杜芙蕖隨口答:「她來找我聊天,誰知道好端端地就病了。」
旁邊兩個蕭家男人都是一頓,一齊看了她一眼,又相互看了看。
杜溫柔跟杜芙蕖是死敵,杜溫柔腦子得進了多少水,才會主動送上去找人聊天啊?沒有別的更好的藉口了嗎?
本來匆忙的步子都放緩了,蕭驚堂抿唇,低聲道:「芙蕖,我是不是同你說過,別再與溫柔為難?」
微微一愣,杜芙蕖皺眉,很是委屈地道:「妾身好心給她請大夫,怎麼就成了為難她了?」
蕭驚堂不語,神色莫測地看她一眼。
杜芙蕖更委屈了,眼淚都瞬間冒了上來,擰著手帕道:「妾身做什麼都是錯的嗎?您寵愛溫柔妾身知道,可妾身什麼也沒做錯,您為何要這樣對妾身?!」
蕭驚堂沉默,往前走的步子就加大了些。
蕭少寒回頭,就見杜芙蕖一邊扯著步子走,一邊柔柔弱弱地哭:「府里人都說她會勾引男人,我原本還不信,可看你這模樣,分明也是被她勾了魂了。我該怎麼辦啊……」
「……」要是不知道她在背後做了什麼,就憑她這情真意切的哭功,他也得相信她是真的喜歡蕭驚堂的。
然而……
撇了撇嘴,蕭少寒拉著蕭驚堂,走得更快了,快得杜芙蕖要小跑才能追的上。
「哎……」
沒幾步就把人甩了老遠,蕭少寒瞧了瞧前頭那院子,正色道:「二哥,我去幫你看看有沒有陷阱。」
多感人的兄弟啊,蕭驚堂點頭,收回了準備推他進去的手,看著他自己溜進去,瞬間就捂著了一個丫鬟的嘴。
「哎嘿?她還想叫?」挑了挑眉,蕭少寒有些凝重地看向自家二哥:「這怎麼像通風報信的丫鬟啊?你還是快進去看看發生什麼了吧。」
微微皺眉,蕭驚堂二話不說就走到主屋前頭,看了看掛著鎖的門,想了想,轉去了窗戶邊,輕巧地就翻了進去。

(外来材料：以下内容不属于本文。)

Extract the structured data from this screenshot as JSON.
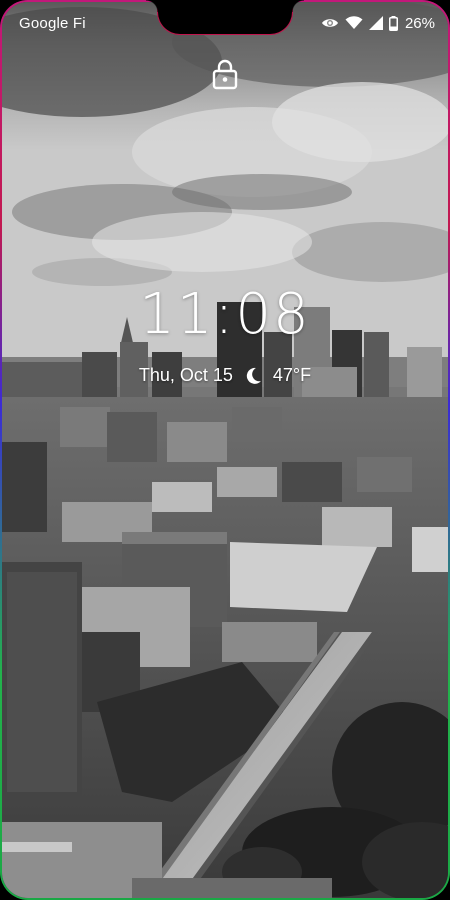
{
  "status_bar": {
    "carrier": "Google Fi",
    "battery_percent": "26%",
    "icons": [
      "eye-icon",
      "wifi-icon",
      "cellular-signal-icon",
      "battery-icon"
    ]
  },
  "lock_screen": {
    "lock_icon": "lock-icon",
    "time": "11:08",
    "date": "Thu, Oct 15",
    "weather_icon": "moon-icon",
    "temperature": "47°F"
  },
  "colors": {
    "text": "#ffffff",
    "notch_edge": "#c0144c",
    "edge_top": "#c2187a",
    "edge_left_mid": "#3b2bd6",
    "edge_bottom": "#1aa845"
  },
  "wallpaper": {
    "description_icon": "city-skyline-wallpaper",
    "style": "grayscale"
  }
}
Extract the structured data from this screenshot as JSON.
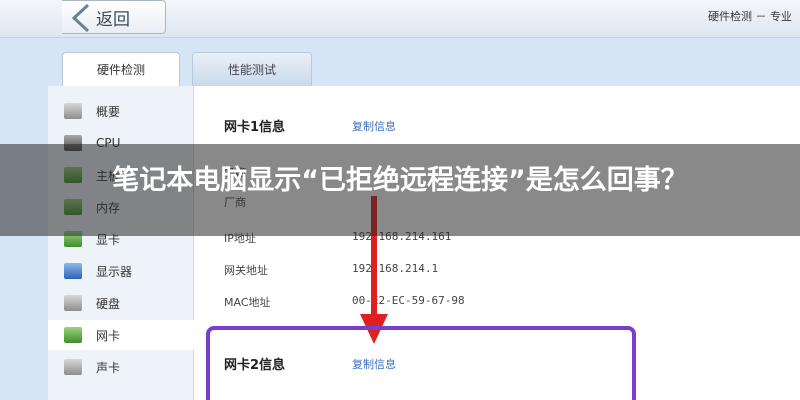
{
  "topbar": {
    "back_label": "返回",
    "right_text": "硬件检测 － 专业"
  },
  "tabs": [
    {
      "label": "硬件检测",
      "active": true
    },
    {
      "label": "性能测试",
      "active": false
    }
  ],
  "sidebar": {
    "items": [
      {
        "label": "概要",
        "icon": "overview-icon"
      },
      {
        "label": "CPU",
        "icon": "cpu-icon"
      },
      {
        "label": "主板",
        "icon": "motherboard-icon"
      },
      {
        "label": "内存",
        "icon": "memory-icon"
      },
      {
        "label": "显卡",
        "icon": "gpu-icon"
      },
      {
        "label": "显示器",
        "icon": "monitor-icon"
      },
      {
        "label": "硬盘",
        "icon": "disk-icon"
      },
      {
        "label": "网卡",
        "icon": "network-card-icon",
        "selected": true
      },
      {
        "label": "声卡",
        "icon": "sound-card-icon"
      }
    ]
  },
  "content": {
    "card1": {
      "title": "网卡1信息",
      "copy_label": "复制信息",
      "rows": [
        {
          "label": "名称",
          "value": ""
        },
        {
          "label": "厂商",
          "value": ""
        },
        {
          "label": "IP地址",
          "value": "192.168.214.161"
        },
        {
          "label": "网关地址",
          "value": "192.168.214.1"
        },
        {
          "label": "MAC地址",
          "value": "00-E2-EC-59-67-98"
        }
      ]
    },
    "card2": {
      "title": "网卡2信息",
      "copy_label": "复制信息"
    }
  },
  "banner": {
    "title": "笔记本电脑显示“已拒绝远程连接”是怎么回事？"
  },
  "colors": {
    "highlight_border": "#7a3fc8",
    "arrow": "#e02020",
    "link": "#3a6fb8"
  }
}
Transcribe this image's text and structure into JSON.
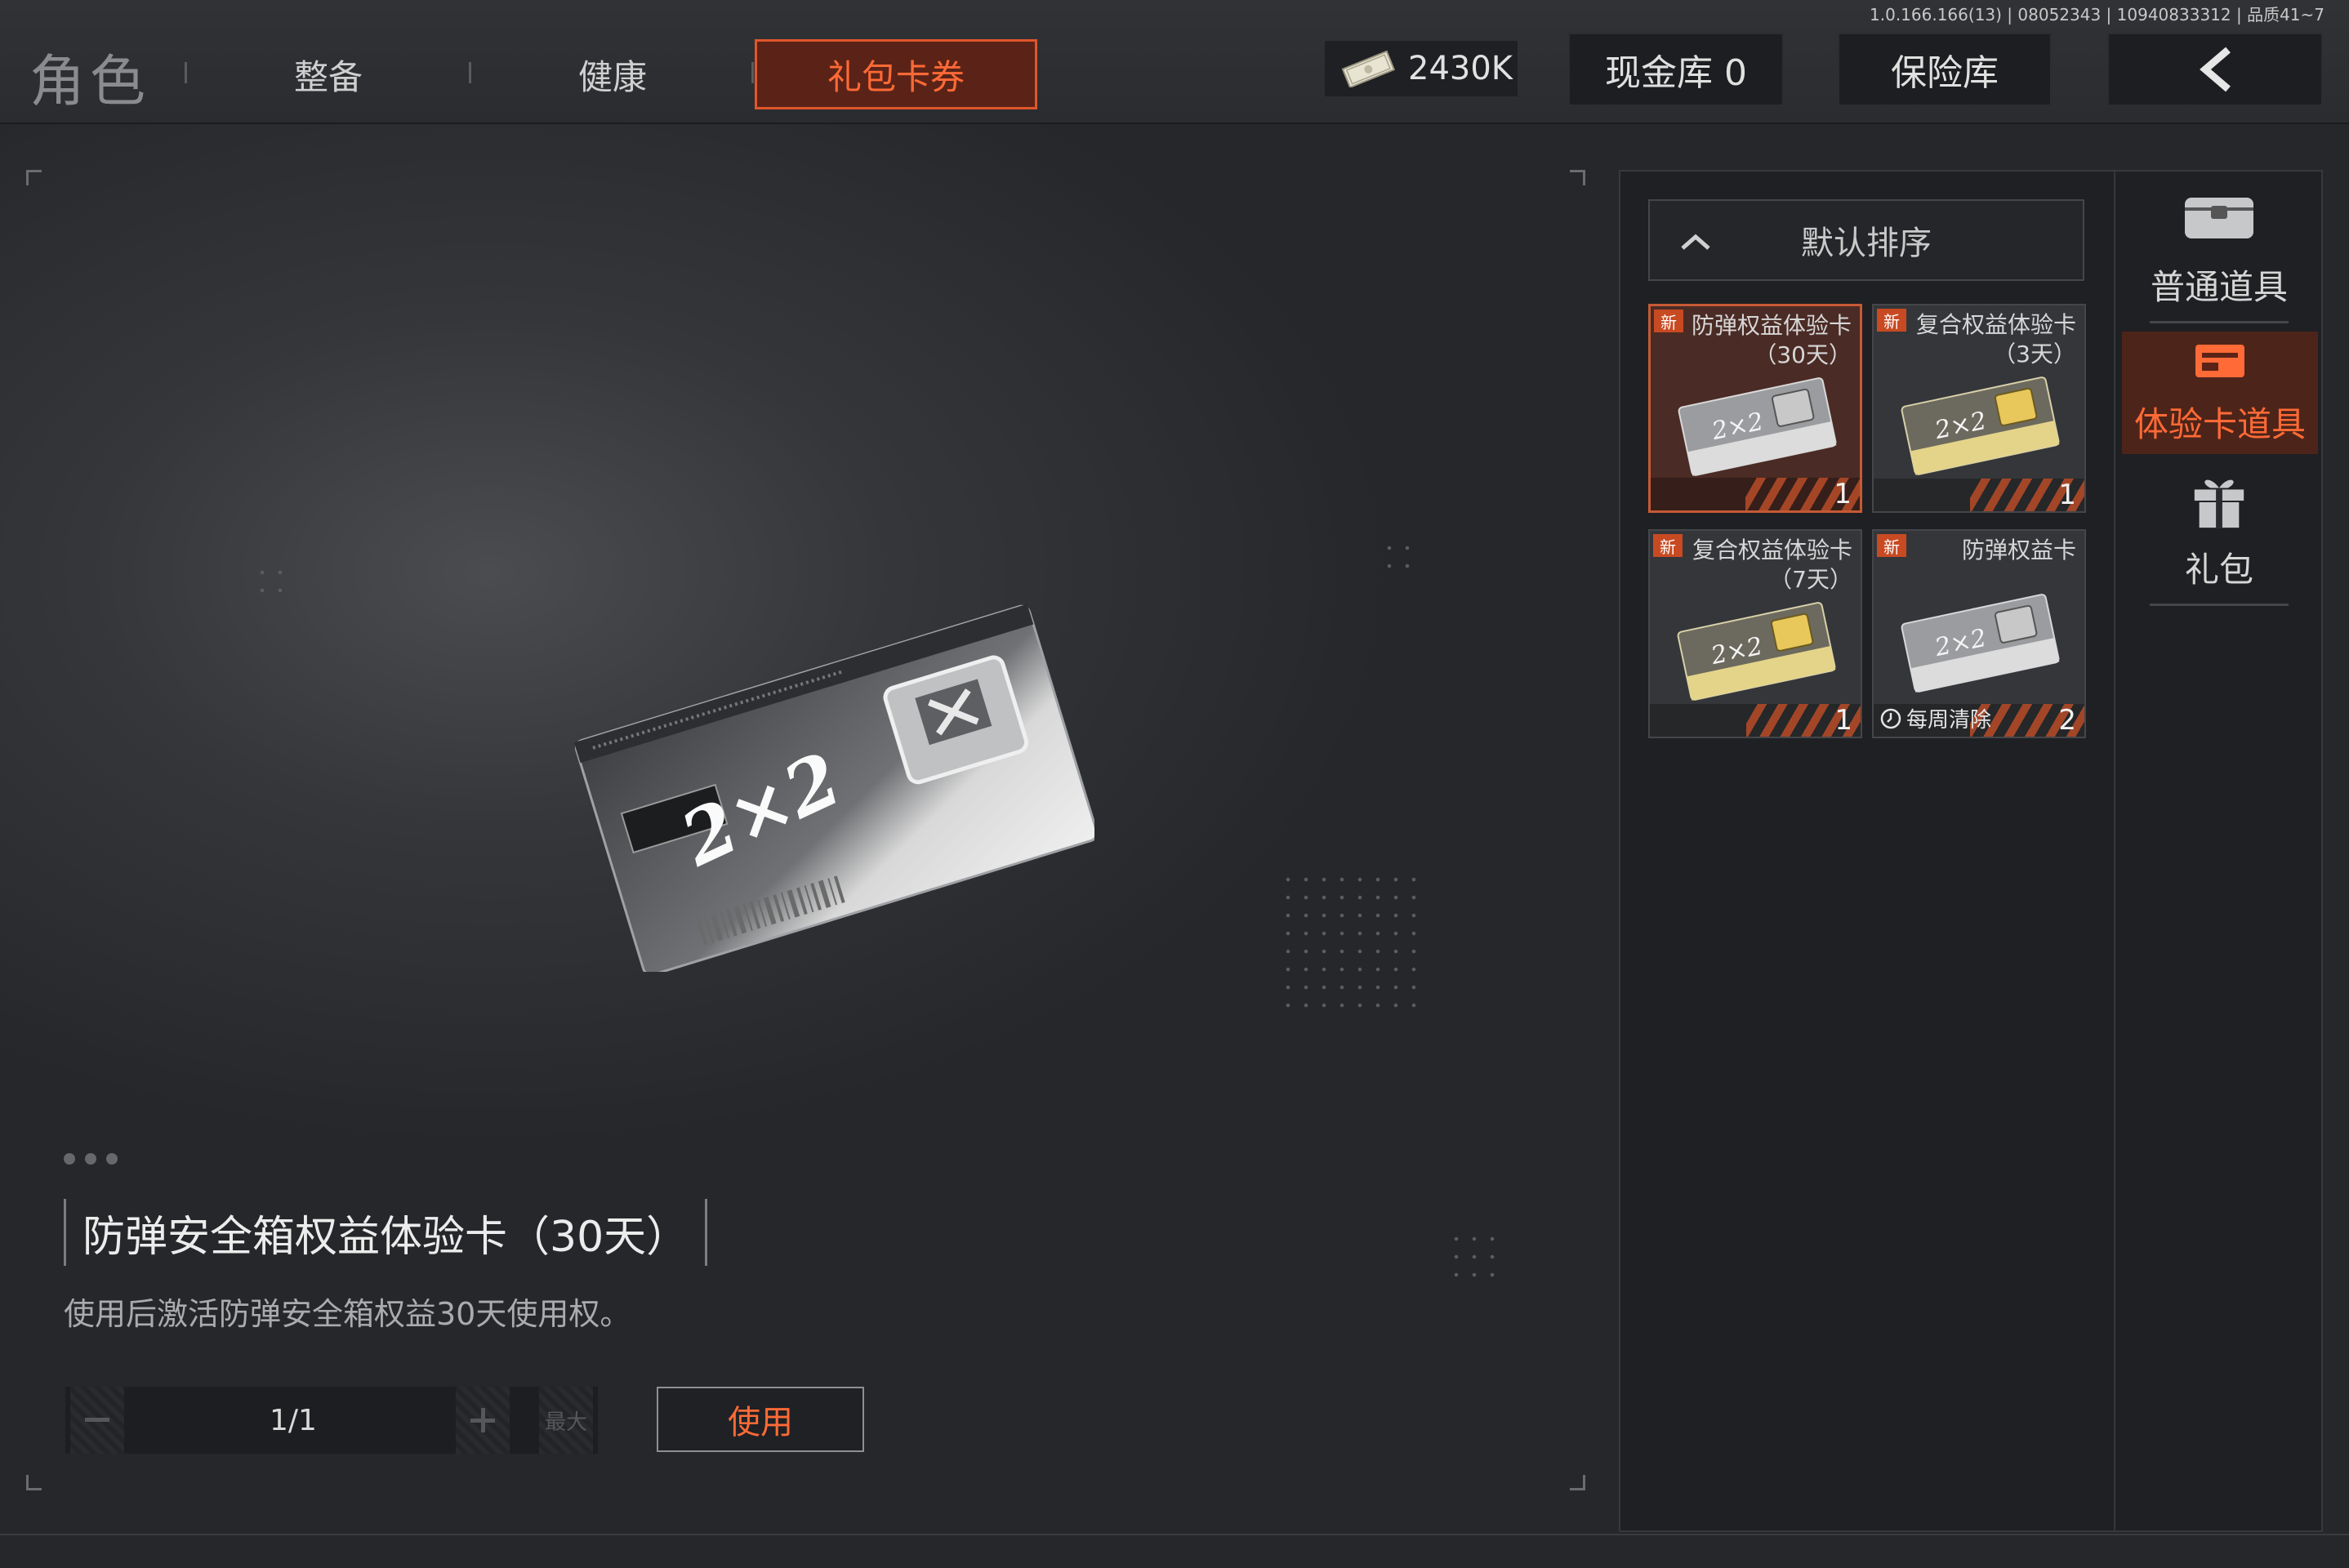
{
  "version": "1.0.166.166(13) | 08052343 | 10940833312 | 品质41~7",
  "nav": {
    "title": "角色",
    "tabs": [
      {
        "label": "整备"
      },
      {
        "label": "健康"
      },
      {
        "label": "礼包卡券",
        "active": true
      }
    ]
  },
  "header": {
    "cash_amount": "2430K",
    "cash_vault": "现金库 0",
    "safe_box": "保险库"
  },
  "detail": {
    "title": "防弹安全箱权益体验卡（30天）",
    "description": "使用后激活防弹安全箱权益30天使用权。",
    "quantity": "1/1",
    "max_label": "最大",
    "use_label": "使用"
  },
  "sort": {
    "label": "默认排序"
  },
  "items": [
    {
      "new_badge": "新",
      "name_line1": "防弹权益体验卡",
      "name_line2": "（30天）",
      "count": "1",
      "selected": true,
      "card_color": "silver"
    },
    {
      "new_badge": "新",
      "name_line1": "复合权益体验卡",
      "name_line2": "（3天）",
      "count": "1",
      "selected": false,
      "card_color": "gold"
    },
    {
      "new_badge": "新",
      "name_line1": "复合权益体验卡",
      "name_line2": "（7天）",
      "count": "1",
      "selected": false,
      "card_color": "gold"
    },
    {
      "new_badge": "新",
      "name_line1": "防弹权益卡",
      "name_line2": "",
      "count": "2",
      "selected": false,
      "card_color": "silver",
      "footer": "每周清除"
    }
  ],
  "categories": [
    {
      "label": "普通道具",
      "icon": "chest-icon"
    },
    {
      "label": "体验卡道具",
      "icon": "card-box-icon",
      "active": true
    },
    {
      "label": "礼包",
      "icon": "gift-icon"
    }
  ],
  "colors": {
    "accent": "#ff6a36",
    "accent_bg": "#5b2317",
    "panel": "#1f2023"
  }
}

屋子裡有他很熟悉的香料餘味兒,只一聞,他心裡就是一沉。
迷情香,鎖著的屋子,外頭放風的丫鬟……溫柔她,該不會……
心裡一痛,蕭二少爺怒不可遏,上前兩步就掀開了隔斷上掛著的簾子。
「將!」溫柔激動地一拍桌子:「我贏了哈哈哈哈!」
對面的聽風直皺眉,嘴裡喃喃說著不可能啊,結果話還沒說完,旁邊就是一聲裂帛之音,嚇得兩人差點都沒坐穩。
「二少爺!」
片刻的寂靜之後,溫柔最先反應過來,激動地就往蕭驚堂懷裡一撲:「你可算來了嗚嗚嗚。」
女人最大的法寶不是身體,一定是眼淚,尤其對蕭驚堂這種外冷內熱的,只要在他心裡佔點位置,那眼淚比什麼都管用。